What is AutoCAD certification? How do you pass the exam?


----------



## FishTEX (May 15, 2013)

all depends on who is giving the exam.


going through a college means you will need to be proficient in a certain number of classes which adds up to "hours" with enough hours you will gain a certificate. 


if it's an online course, all depends what that course goes into detail about. 


autocad is massive so it's up to you how far down the rabbit hole you want to go. for most applications of autocad, you will not need to know everything about the program. learn what you need to do the task at hand, if you find interest in it. its a fun never ending learning curve. 


good luck.


----------



## jeffbx62 (Aug 19, 2019)

Pagaresav said:


> What is AutoCAD certification? How do you pass the exam?

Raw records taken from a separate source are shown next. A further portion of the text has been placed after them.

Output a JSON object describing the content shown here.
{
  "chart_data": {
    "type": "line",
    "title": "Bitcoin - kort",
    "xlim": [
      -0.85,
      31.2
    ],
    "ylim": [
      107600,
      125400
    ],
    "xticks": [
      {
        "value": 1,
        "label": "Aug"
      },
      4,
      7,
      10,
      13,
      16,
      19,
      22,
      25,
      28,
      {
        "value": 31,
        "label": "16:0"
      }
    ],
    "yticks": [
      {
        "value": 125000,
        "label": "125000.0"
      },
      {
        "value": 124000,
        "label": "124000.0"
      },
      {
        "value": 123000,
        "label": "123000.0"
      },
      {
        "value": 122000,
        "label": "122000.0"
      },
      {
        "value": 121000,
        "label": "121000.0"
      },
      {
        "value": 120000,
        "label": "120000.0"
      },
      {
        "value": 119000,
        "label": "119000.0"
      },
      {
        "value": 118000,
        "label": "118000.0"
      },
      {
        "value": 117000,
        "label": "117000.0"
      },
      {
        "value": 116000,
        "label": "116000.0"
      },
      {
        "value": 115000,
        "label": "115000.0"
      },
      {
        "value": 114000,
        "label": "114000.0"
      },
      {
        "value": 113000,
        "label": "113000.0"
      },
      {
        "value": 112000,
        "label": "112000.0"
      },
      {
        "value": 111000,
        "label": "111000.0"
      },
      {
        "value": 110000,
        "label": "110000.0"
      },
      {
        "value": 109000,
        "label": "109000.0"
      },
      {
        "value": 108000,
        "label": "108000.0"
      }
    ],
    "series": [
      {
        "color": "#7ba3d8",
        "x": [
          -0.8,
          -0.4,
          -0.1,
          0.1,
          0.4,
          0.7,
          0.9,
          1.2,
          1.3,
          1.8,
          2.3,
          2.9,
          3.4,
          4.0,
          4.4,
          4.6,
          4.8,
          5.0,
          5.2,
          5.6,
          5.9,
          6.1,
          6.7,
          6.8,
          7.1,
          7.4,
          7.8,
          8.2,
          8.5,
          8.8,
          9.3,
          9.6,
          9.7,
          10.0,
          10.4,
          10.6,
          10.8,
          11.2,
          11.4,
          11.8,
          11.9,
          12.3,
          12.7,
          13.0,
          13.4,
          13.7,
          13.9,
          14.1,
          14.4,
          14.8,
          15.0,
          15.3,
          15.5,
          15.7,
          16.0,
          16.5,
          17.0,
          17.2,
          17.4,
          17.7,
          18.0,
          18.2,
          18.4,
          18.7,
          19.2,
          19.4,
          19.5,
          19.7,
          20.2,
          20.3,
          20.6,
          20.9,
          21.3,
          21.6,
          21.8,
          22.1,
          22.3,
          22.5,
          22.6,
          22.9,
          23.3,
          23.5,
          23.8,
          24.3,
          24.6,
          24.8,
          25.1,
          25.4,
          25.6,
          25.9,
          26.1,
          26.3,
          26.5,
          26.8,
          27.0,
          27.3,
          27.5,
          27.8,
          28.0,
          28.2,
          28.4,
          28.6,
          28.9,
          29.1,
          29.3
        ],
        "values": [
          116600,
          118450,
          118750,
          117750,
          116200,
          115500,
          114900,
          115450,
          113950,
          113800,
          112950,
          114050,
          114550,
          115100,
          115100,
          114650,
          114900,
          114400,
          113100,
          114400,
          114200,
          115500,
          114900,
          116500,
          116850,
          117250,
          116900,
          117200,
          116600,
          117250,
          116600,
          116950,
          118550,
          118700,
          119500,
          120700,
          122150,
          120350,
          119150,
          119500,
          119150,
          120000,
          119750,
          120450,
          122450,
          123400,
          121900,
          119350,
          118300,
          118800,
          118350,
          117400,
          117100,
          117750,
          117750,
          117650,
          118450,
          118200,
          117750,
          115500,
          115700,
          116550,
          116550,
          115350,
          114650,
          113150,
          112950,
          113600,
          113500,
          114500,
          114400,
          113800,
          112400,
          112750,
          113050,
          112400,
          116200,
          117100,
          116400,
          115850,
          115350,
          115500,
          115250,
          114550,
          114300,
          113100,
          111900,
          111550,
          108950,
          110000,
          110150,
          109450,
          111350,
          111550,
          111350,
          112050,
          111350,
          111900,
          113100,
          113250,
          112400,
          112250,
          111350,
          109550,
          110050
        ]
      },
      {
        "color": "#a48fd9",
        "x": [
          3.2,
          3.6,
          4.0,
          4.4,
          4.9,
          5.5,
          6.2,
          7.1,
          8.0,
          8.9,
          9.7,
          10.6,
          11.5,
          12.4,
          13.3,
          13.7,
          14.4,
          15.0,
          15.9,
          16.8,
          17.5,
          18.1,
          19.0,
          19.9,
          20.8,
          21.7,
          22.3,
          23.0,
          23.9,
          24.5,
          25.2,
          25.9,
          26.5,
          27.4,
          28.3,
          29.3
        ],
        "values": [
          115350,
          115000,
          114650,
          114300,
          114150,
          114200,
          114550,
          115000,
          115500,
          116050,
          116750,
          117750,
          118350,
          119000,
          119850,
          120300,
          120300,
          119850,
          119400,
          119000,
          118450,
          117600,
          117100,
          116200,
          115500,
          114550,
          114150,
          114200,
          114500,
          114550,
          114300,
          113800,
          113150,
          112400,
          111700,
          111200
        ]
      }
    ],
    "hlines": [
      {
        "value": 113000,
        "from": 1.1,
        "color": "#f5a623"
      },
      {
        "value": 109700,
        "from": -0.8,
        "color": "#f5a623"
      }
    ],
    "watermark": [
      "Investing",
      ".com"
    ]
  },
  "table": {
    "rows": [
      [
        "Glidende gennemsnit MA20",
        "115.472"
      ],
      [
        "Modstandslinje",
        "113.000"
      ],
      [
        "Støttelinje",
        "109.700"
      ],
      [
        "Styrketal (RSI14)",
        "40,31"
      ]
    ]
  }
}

No Such thing. Either you can operate the software, or you can't.

If you are in the Houston Area, go to the HORN Academy. They have 2 week intensive training course that will give you a good foundation.

Drawing Circles and Squares is all you will learn in a college AutoCAD class.

If you want some .DWG files to practice on, PM me...That's if you have ACAD software.


----------



## 348473 (Apr 12, 2017)

Don't you need the engineering background or do you have it already? If you did then you wouldn't be asking about AutoCad because you would have already been using AutoDesk suites, CATIA, SolidWorks etc???


----------



## jeffbx62 (Aug 19, 2019)

hurricane matt said:


> Don't you need the engineering background or do you have it already? If you did then you wouldn't be asking about AutoCad because you would have already been using AutoDesk suites, CATIA, SolidWorks etc???


I hire CAD Monkeys all the time. They don't have a clue about Engineering, but can draw whatever is sketched for them.

An Engineering background doesn't hurt at all. Actually gets you to the front of the line.


----------



## fishinguy (Aug 5, 2004)

I did a certification at University of Houston for MicroStation. 

I think the price was pretty reasonable as well. It was only a couple of weeks so it was not the full course. They had all the software and the stations setup so you didn't have to buy your own software. I would recommend something like this if you are interested in it.


----------